Here’s how German engineering student Britt Liv Ulrike Michelsenturned a Nerf gun into a robot. First, she connected the toy’s electric motor to a microcontroller and a laptop computer, upgraded the firing spring to make it shoot faster and more accurately then connected the toy to a servo-driven stand, which allows it to swivel back and forth. Finally, she added a webcam and the open-source program Project Sentry Gun to make the device automatically track and attack anything that moves.
End result: an automated, foam-firing robot sentry gun.
Michelson’s toy itself is harmless, but the idea behind it does raise some provocative questions. How easy is it to automate a real gun? What are the legal and ethical issues? (Spoiler: there are many.) And could we soon see automated weapons in the home?
For help, we asked Patrick Lin, a professor at California Polytechnic State University and a leading researcher on the ethics of robots, drones and unmanned machines. We also wanted to know what the Pentagon is doing with its own armed ground ‘bots.
“What seems to be newsworthy is that a Nerf gun is involved, and some people may be unnerved by the juxtaposition of childhood innocence and visions of Terminator-style AI,” Lin says. “But a Nerf gun isn’t usually lethal, though it could harm targets if they were hit in the eye, for instance. So a non-lethal home security robot could be permitted by law, depending on how harmful it is.”
A pepper-spraying home defense ‘bot might go too far. A lethal autonomous sentry gun is out of the question, not the least of which is the inability to distinguish between an intruder and an innocent child. “Just like you can’t rig a shotgun to shoot whatever opens your door,” he adds. “The big problem here is that it would be an indiscriminate attack, even in states with ‘Stand Your Ground or ‘Castle’ laws that permit lethal defense of the home.”
The capability exists — though only for the military. Years ago, Samsung defense subsidiary Samsung Techwin developed a robotic machine gun, the SGR-A1, which is also equipped with infrared cameras. The ‘bot’s destination was reportedly the South Korean side of the Korean demilitarized zone, but these were never deployed or turned into full-auto mode.
The Pentagon has its own projects. A weaponized robot called SWORDS was deployed to Iraq — under Army control — until funding was yanked. A follow-up program by the Marines, called MAARS, can roll around with a swappable weapons system, including both lethal bullets and non-lethal grenades and laser dazzlers. Its developer, defense contractor QinetiQ, describes the robot as “taking its place on the frontlines to keep warfighters at a safe distance from enemy fire while effectively executing security missions.” MAARS hasn’t been deployed and has not been made autonomous. The Pentagon is also very skeptical about taking its own personnel out of the decision-making process with it comes to lethal robots and drones.

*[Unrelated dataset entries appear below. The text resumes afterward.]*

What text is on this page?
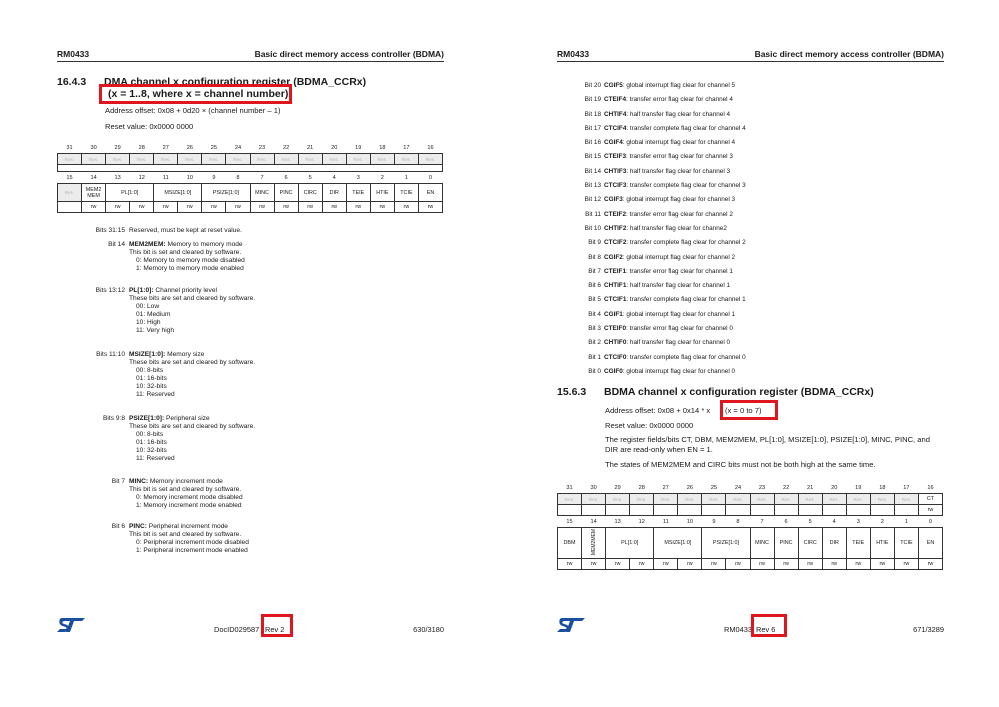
RM0433	Basic direct memory access controller (BDMA)
16.4.3 DMA channel x configuration register (BDMA_CCRx)
(x = 1..8, where x = channel number)
Address offset: 0x08 + 0d20 × (channel number – 1)
Reset value: 0x0000 0000
31	30	29	28	27	26	25	24	23	22	21	20	19	18	17	16
Res.	Res.	Res.	Res.	Res.	Res.	Res.	Res.	Res.	Res.	Res.	Res.	Res.	Res.	Res.	Res.

15	14	13	12	11	10	9	8	7	6	5	4	3	2	1	0
Res.	MEM2 MEM	PL[1:0]		MSIZE[1:0]		PSIZE[1:0]		MINC	PINC	CIRC	DIR	TEIE	HTIE	TCIE	EN
	rw	rw	rw	rw	rw	rw	rw	rw	rw	rw	rw	rw	rw	rw	rw
Bits 31:15 Reserved, must be kept at reset value.
Bit 14 MEM2MEM: Memory to memory mode
This bit is set and cleared by software.
0: Memory to memory mode disabled
1: Memory to memory mode enabled
Bits 13:12 PL[1:0]: Channel priority level
These bits are set and cleared by software.
00: Low
01: Medium
10: High
11: Very high
Bits 11:10 MSIZE[1:0]: Memory size
These bits are set and cleared by software.
00: 8-bits
01: 16-bits
10: 32-bits
11: Reserved
Bits 9:8 PSIZE[1:0]: Peripheral size
These bits are set and cleared by software.
00: 8-bits
01: 16-bits
10: 32-bits
11: Reserved
Bit 7 MINC: Memory increment mode
This bit is set and cleared by software.
0: Memory increment mode disabled
1: Memory increment mode enabled
Bit 6 PINC: Peripheral increment mode
This bit is set and cleared by software.
0: Peripheral increment mode disabled
1: Peripheral increment mode enabled
DocID029587 Rev 2	630/3180
RM0433	Basic direct memory access controller (BDMA)
Bit 20 CGIF5: global interrupt flag clear for channel 5
Bit 19 CTEIF4: transfer error flag clear for channel 4
Bit 18 CHTIF4: half transfer flag clear for channel 4
Bit 17 CTCIF4: transfer complete flag clear for channel 4
Bit 16 CGIF4: global interrupt flag clear for channel 4
Bit 15 CTEIF3: transfer error flag clear for channel 3
Bit 14 CHTIF3: half transfer flag clear for channel 3
Bit 13 CTCIF3: transfer complete flag clear for channel 3
Bit 12 CGIF3: global interrupt flag clear for channel 3
Bit 11 CTEIF2: transfer error flag clear for channel 2
Bit 10 CHTIF2: half transfer flag clear for channe2
Bit 9 CTCIF2: transfer complete flag clear for channel 2
Bit 8 CGIF2: global interrupt flag clear for channel 2
Bit 7 CTEIF1: transfer error flag clear for channel 1
Bit 6 CHTIF1: half transfer flag clear for channel 1
Bit 5 CTCIF1: transfer complete flag clear for channel 1
Bit 4 CGIF1: global interrupt flag clear for channel 1
Bit 3 CTEIF0: transfer error flag clear for channel 0
Bit 2 CHTIF0: half transfer flag clear for channel 0
Bit 1 CTCIF0: transfer complete flag clear for channel 0
Bit 0 CGIF0: global interrupt flag clear for channel 0
15.6.3 BDMA channel x configuration register (BDMA_CCRx)
Address offset: 0x08 + 0x14 * x (x = 0 to 7)
Reset value: 0x0000 0000
The register fields/bits CT, DBM, MEM2MEM, PL[1:0], MSIZE[1:0], PSIZE[1:0], MINC, PINC, and DIR are read-only when EN = 1.
The states of MEM2MEM and CIRC bits must not be both high at the same time.
31	30	29	28	27	26	25	24	23	22	21	20	19	18	17	16
Res.	Res.	Res.	Res.	Res.	Res.	Res.	Res.	Res.	Res.	Res.	Res.	Res.	Res.	Res.	CT
															rw
15	14	13	12	11	10	9	8	7	6	5	4	3	2	1	0
DBM	MEM2MEM	PL[1:0]		MSIZE[1:0]		PSIZE[1:0]		MINC	PINC	CIRC	DIR	TEIE	HTIE	TCIE	EN
rw	rw	rw	rw	rw	rw	rw	rw	rw	rw	rw	rw	rw	rw	rw	rw
RM0433 Rev 6	671/3289
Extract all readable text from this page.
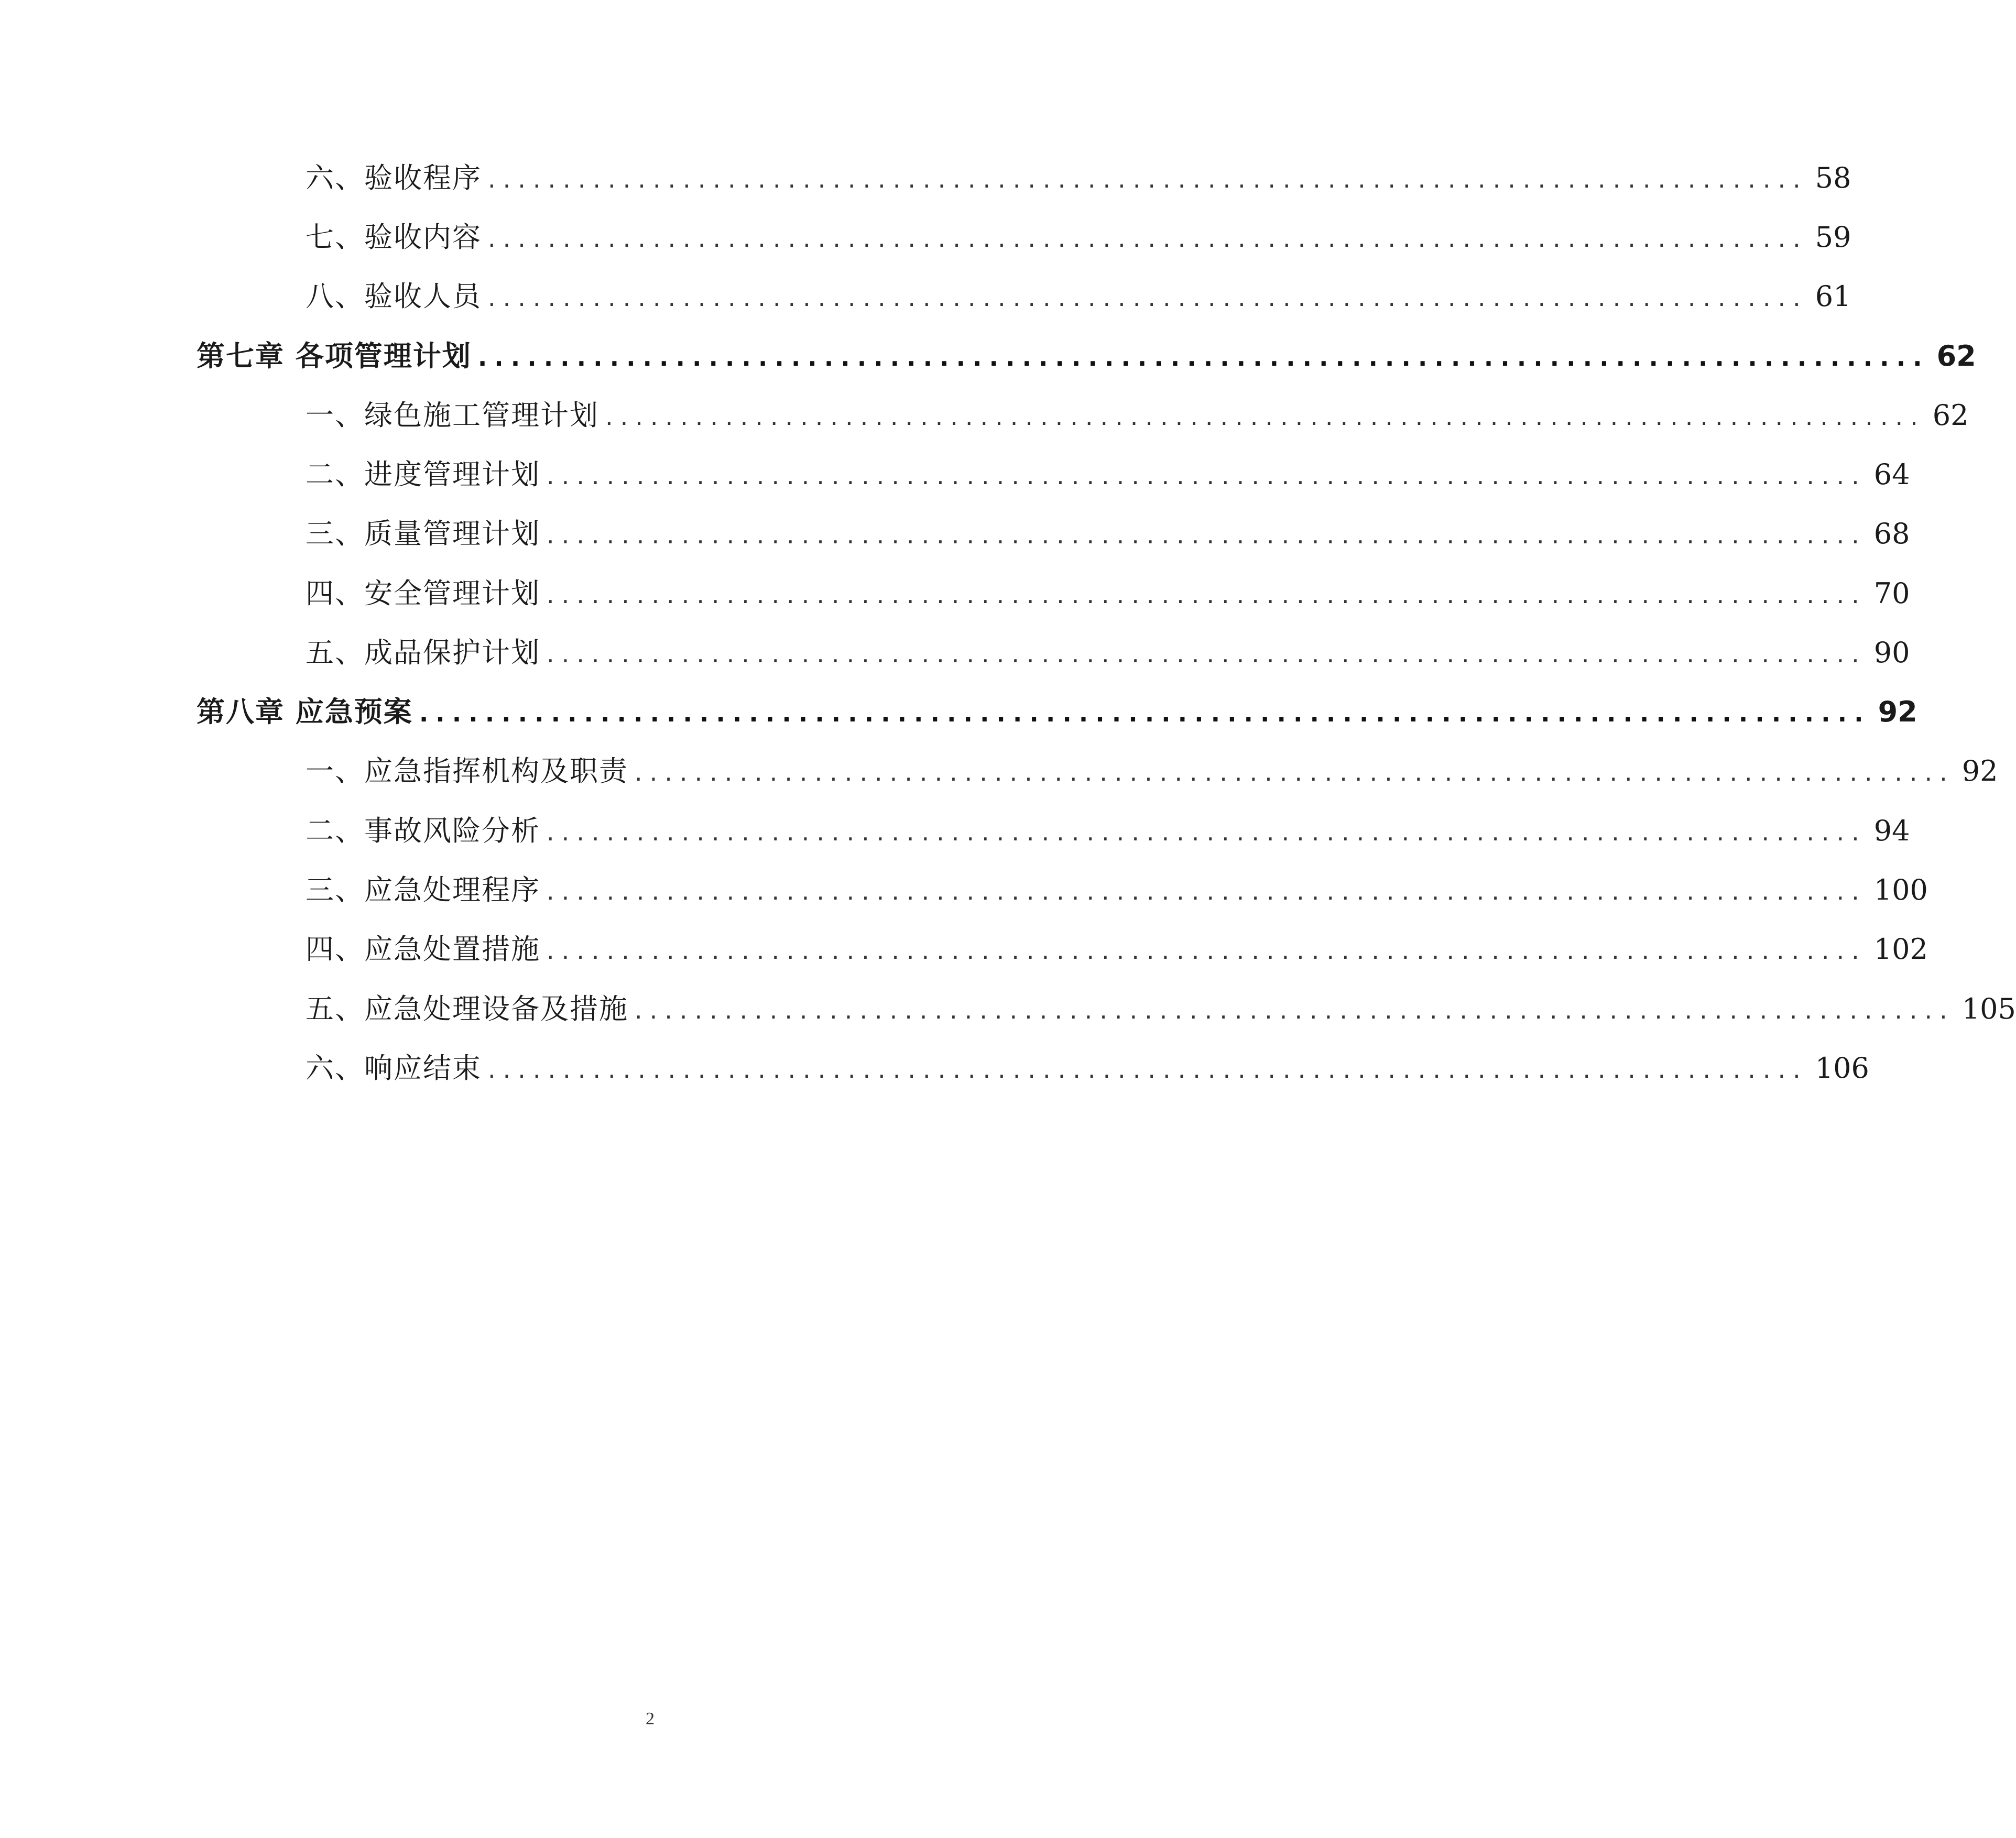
六、验收程序 ........................................................................................ 58
七、验收内容 ........................................................................................ 59
八、验收人员 ........................................................................................ 61
第七章 各项管理计划 ........................................................................................ 62
一、绿色施工管理计划 ........................................................................................ 62
二、进度管理计划 ........................................................................................ 64
三、质量管理计划 ........................................................................................ 68
四、安全管理计划 ........................................................................................ 70
五、成品保护计划 ........................................................................................ 90
第八章 应急预案 ........................................................................................ 92
一、应急指挥机构及职责 ........................................................................................ 92
二、事故风险分析 ........................................................................................ 94
三、应急处理程序 ........................................................................................ 100
四、应急处置措施 ........................................................................................ 102
五、应急处理设备及措施 ........................................................................................ 105
六、响应结束 ........................................................................................ 106
2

“The important point, though, is that the capability already exists today,” Lin says. “If it were to be deployed, that would be an important and, to many, regrettable milestone in future warfare.”
But should we be worried about someone making a killbot at home and then automating to do something terrible? Sort of. Maybe. It’s possible someone could do it. “It would seem so,” Lin says. “But there are a lot of terrible things people can make that thankfully don’t appear very much, such as privacy-infringing or bomb-carrying drones. We have laws that address most of those contingencies, and that seems to be enough to deter most rational people inclined to try them out.”
One thing to watch out for, he notes, is for an engineer or activist to develop a lethal sentry gun just to provoke a debate, create a backlash or force regulation. We’ve seen that happen with 3-D printed guns. But even criminals getting ahold of those are a big stretch. Lin says, “Luckily, criminals tend to be dumb — not so much the Lex Luthor type.”